A few weeks ago, offices in my department were inspected for potential safety hazards. Were things plugged in properly? Was a bookshelf threatening to crash down upon an unsuspecting academic head?
Protecting us from hazards of this kind – ensuring our physical safety at work – is in many ways a less daunting task than imagining how to remove threats to our mental and social welfare. And yet, on 1 June 2018, this is precisely the onus that was placed on Mount Royal and all other Alberta employers.
The revised Occupational Health and Safety Act [OHSA] significantly expands the definition of workplace safety in this province. It aims, it says, to promote and maintain the “highest degree of physical, psychological and social well being of workers.”
The letter of this law, like all others, will be interpreted by the courts over time and what the legislation means in practical terms will correspondingly evolve on the basis of precedent setting decisions. Nevertheless, prima fascia the legislation has potentially wide-ranging ramifications.
The OHSA now requires employers as far as is “reasonably practicable” to provide a work site where employees are aware of “existing and potential hazards” including “harassment [and] violence” alongside physical hazards.

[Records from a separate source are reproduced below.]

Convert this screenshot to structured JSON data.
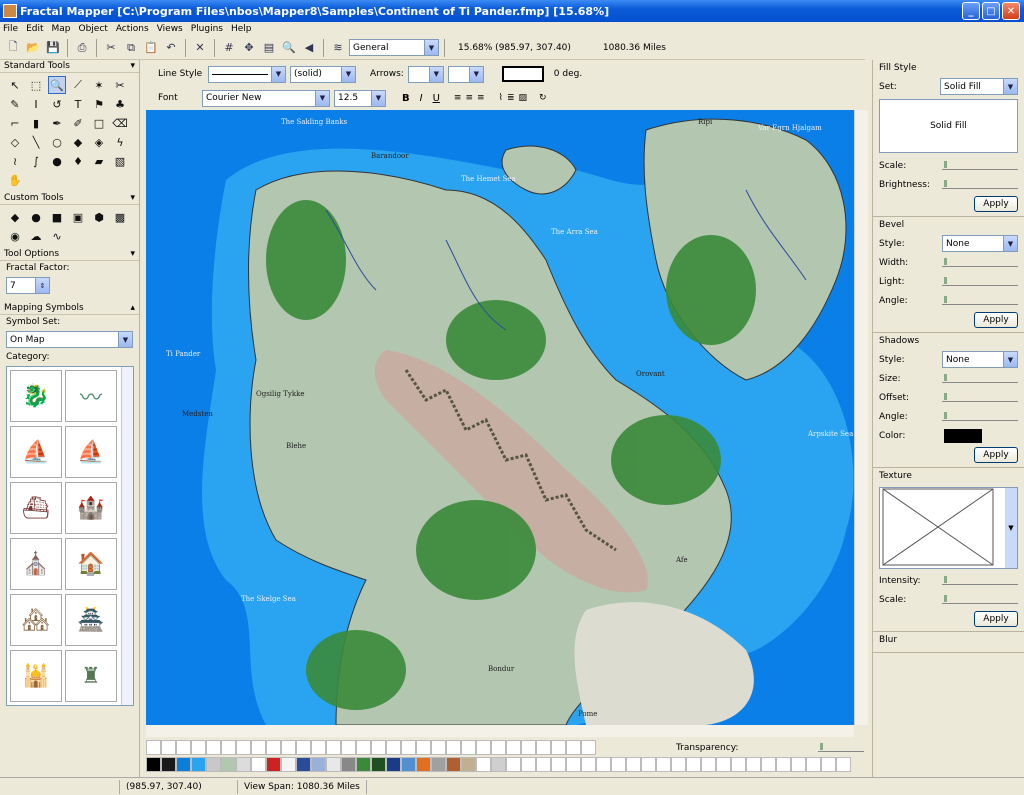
{
  "window": {
    "title": "Fractal Mapper [C:\\Program Files\\nbos\\Mapper8\\Samples\\Continent of Ti Pander.fmp] [15.68%]"
  },
  "menu": [
    "File",
    "Edit",
    "Map",
    "Object",
    "Actions",
    "Views",
    "Plugins",
    "Help"
  ],
  "toolbar": {
    "layer": "General",
    "readout": "15.68%  (985.97, 307.40)",
    "miles": "1080.36 Miles"
  },
  "format": {
    "line_style_label": "Line Style",
    "style_value": "(solid)",
    "arrows_label": "Arrows:",
    "angle": "0 deg.",
    "font_label": "Font",
    "font_value": "Courier New",
    "size_value": "12.5"
  },
  "left": {
    "standard_tools": "Standard Tools",
    "custom_tools": "Custom Tools",
    "tool_options": "Tool Options",
    "fractal_factor": "Fractal Factor:",
    "fractal_value": "7",
    "mapping_symbols": "Mapping Symbols",
    "symbol_set_label": "Symbol Set:",
    "symbol_set_value": "On Map",
    "category_label": "Category:",
    "favorite": "favorite",
    "random": "random"
  },
  "map_labels": [
    "The Sakling Banks",
    "Barandoor",
    "The Hemet Sea",
    "The Arra Sea",
    "Var Egrn Hjalgam",
    "Ripi",
    "Ti Pander",
    "Medsten",
    "Ogsilig Tykke",
    "Blehe",
    "Orovant",
    "Arpskite Sea",
    "The Skelge Sea",
    "Afe",
    "Pome",
    "Bondur"
  ],
  "bottom": {
    "transparency": "Transparency:"
  },
  "right": {
    "fill_style": "Fill Style",
    "set_label": "Set:",
    "set_value": "Solid Fill",
    "preview": "Solid Fill",
    "scale": "Scale:",
    "brightness": "Brightness:",
    "apply": "Apply",
    "bevel": "Bevel",
    "style": "Style:",
    "none": "None",
    "width": "Width:",
    "light": "Light:",
    "angle": "Angle:",
    "shadows": "Shadows",
    "size": "Size:",
    "offset": "Offset:",
    "color": "Color:",
    "texture": "Texture",
    "intensity": "Intensity:",
    "blur": "Blur"
  },
  "status": {
    "coords": "(985.97, 307.40)",
    "span": "View Span: 1080.36 Miles"
  },
  "colors": {
    "palette": [
      "#000000",
      "#1a1a1a",
      "#0a7ed8",
      "#2aa4f0",
      "#c8c8c8",
      "#b3c6b0",
      "#dcdcdc",
      "#ffffff",
      "#cc2222",
      "#f4f4f4",
      "#2b4c9c",
      "#9ab0d8",
      "#e8e8e8",
      "#888888",
      "#3a8a3a",
      "#205020",
      "#1a3a8a",
      "#5090d0",
      "#e07020",
      "#a0a0a0",
      "#b06030",
      "#c0b090",
      "#ffffff",
      "#cfcfcf"
    ]
  }
}
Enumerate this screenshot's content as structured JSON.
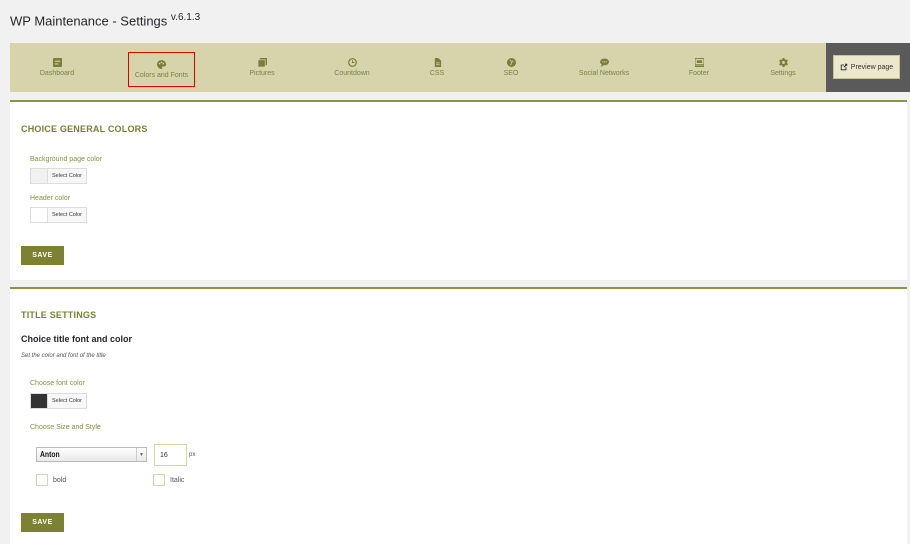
{
  "header": {
    "title": "WP Maintenance - Settings",
    "version": "v.6.1.3"
  },
  "nav": {
    "items": [
      {
        "label": "Dashboard",
        "icon": "dashboard-icon"
      },
      {
        "label": "Colors and Fonts",
        "icon": "palette-icon",
        "active": true
      },
      {
        "label": "Pictures",
        "icon": "pictures-icon"
      },
      {
        "label": "Countdown",
        "icon": "clock-icon"
      },
      {
        "label": "CSS",
        "icon": "file-icon"
      },
      {
        "label": "SEO",
        "icon": "globe-icon"
      },
      {
        "label": "Social Networks",
        "icon": "chat-icon"
      },
      {
        "label": "Footer",
        "icon": "footer-icon"
      },
      {
        "label": "Settings",
        "icon": "gear-icon"
      }
    ],
    "preview_label": "Preview page"
  },
  "general_colors": {
    "title": "CHOICE GENERAL COLORS",
    "background_label": "Background page color",
    "background_value": "#f1f1f1",
    "header_label": "Header color",
    "header_value": "#ffffff",
    "select_label": "Select Color",
    "save_label": "SAVE"
  },
  "title_settings": {
    "title": "TITLE SETTINGS",
    "subheading": "Choice title font and color",
    "description": "Set the color and font of the title",
    "font_color_label": "Choose font color",
    "font_color_value": "#333333",
    "select_label": "Select Color",
    "size_style_label": "Choose Size and Style",
    "font_family_value": "Anton",
    "font_size_value": "16",
    "unit": "px",
    "bold_label": "bold",
    "italic_label": "Italic",
    "save_label": "SAVE"
  },
  "colors": {
    "accent": "#7d8233",
    "nav_bg": "#d7d3ab",
    "active_outline": "#e00000"
  }
}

Both violence and harassment are defined within the act. Violence means the “threatened, attempted or actual conduct of a person that causes or is likely to cause physical or psychological injury or harm, and includes domestic or sexual violence.”
Harassment is “any single incident or repeated incidents of objectionable or unwelcome conduct, comment, bullying or action by a person that the person knows or ought reasonably to know will or would cause offence or humiliation to a worker, or adversely affects the worker’s health and safety.”
Incidents of harassment might be a sexual solicitation or advance but can also be any “conduct, comment, bullying or action because of race, religious beliefs, colour, physical disability, mental disability, age, ancestry, place of origin, marital status, source of income, family status, gender, gender identity, gender expression and sexual orientation.”
What will a court determine are the “reasonably practicable” steps required of employers to protect employees from incidents of violence or harassment in the workplace?
At minimum, it would seem, employers would need to track reported incidents of violence and harassment (defined in the broad terms of the OHSA) in order to determine common patterns or risk factors that could be remedied or prevented.
It is up to us, therefore, to report experiences of psychological violence or harassment at work.
Our faculty association also has a role to play in ensuring our employer is fulfilling its obligations under the law. If you have concerns about your safety at work – including your mental and social well being – these are concerns the MRFA should hear about.